Asked by his race engineer to cool his tyres and engine when running within DRS of Hamilton’s second place, Verstappen pithily replied: “Mate – this is the only chance of being close to the Mercedes’, I’m not just sitting behind like a grandma!”
Struggling with blistering, Bottas stopped first, with Hamilton soon following, allowing to Verstappen to take the lead and set about making what was now clearly a strategy advantage count.
“After the first stint it seemed like we were really good on tyres,” said Verstappen afterwards. “Of course there was a question mark how Mercedes were gonna go on the hard tyre. We had a lot of pace in the car and I didn’t really have a lot of tyre issues at all. We just kept pushing.
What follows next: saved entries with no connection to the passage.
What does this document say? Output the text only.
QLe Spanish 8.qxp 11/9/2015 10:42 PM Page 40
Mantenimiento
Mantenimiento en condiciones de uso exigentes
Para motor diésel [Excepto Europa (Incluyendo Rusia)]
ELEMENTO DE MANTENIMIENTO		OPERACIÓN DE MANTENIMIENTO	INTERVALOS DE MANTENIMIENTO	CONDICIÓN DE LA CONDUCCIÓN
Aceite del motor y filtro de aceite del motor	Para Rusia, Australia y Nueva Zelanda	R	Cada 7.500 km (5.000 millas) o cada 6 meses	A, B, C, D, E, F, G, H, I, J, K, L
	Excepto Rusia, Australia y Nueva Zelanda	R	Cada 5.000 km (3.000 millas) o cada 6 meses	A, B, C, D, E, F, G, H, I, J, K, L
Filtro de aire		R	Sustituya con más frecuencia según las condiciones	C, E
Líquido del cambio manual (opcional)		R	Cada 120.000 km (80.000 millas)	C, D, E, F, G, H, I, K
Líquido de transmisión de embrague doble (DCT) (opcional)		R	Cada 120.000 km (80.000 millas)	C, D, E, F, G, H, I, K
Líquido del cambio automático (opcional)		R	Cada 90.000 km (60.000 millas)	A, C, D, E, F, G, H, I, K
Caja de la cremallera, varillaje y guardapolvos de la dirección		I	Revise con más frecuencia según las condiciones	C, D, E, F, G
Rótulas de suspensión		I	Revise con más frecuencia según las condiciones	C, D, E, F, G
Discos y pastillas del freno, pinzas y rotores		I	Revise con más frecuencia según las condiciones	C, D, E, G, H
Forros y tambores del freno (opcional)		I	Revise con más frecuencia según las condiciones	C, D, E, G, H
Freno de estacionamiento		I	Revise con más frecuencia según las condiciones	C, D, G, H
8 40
“An incredible result of course to win here, everything worked out well. I’m incredibly happy.”
Hamilton increases Bottas frustration
Despite an initial advantage of fresher tyres after their respective stops, Bottas and Hamilton again soon struggled with blistering on the hard compound and slipped further adrift of Verstappen.
Hamilton, who pondered on the radio at points whether Red Bull were running lower tyre pressures or whether something was wrong with Mercedes’ car, did inherit the lead when Verstappen and Bottas stopped simultaneously for the second time.
The left-rear tyre on the Englishman’s W11 appeared shot but Hamilton kept a decent pace and stretched his stint as long as possible, before Mercedes had to also pit the world champion.
He returned behind Leclerc in fourth place and, after dispatching the Ferrari, he set about catching Bottas on his fresher tyres. He overtook with two laps to go out of Luffield.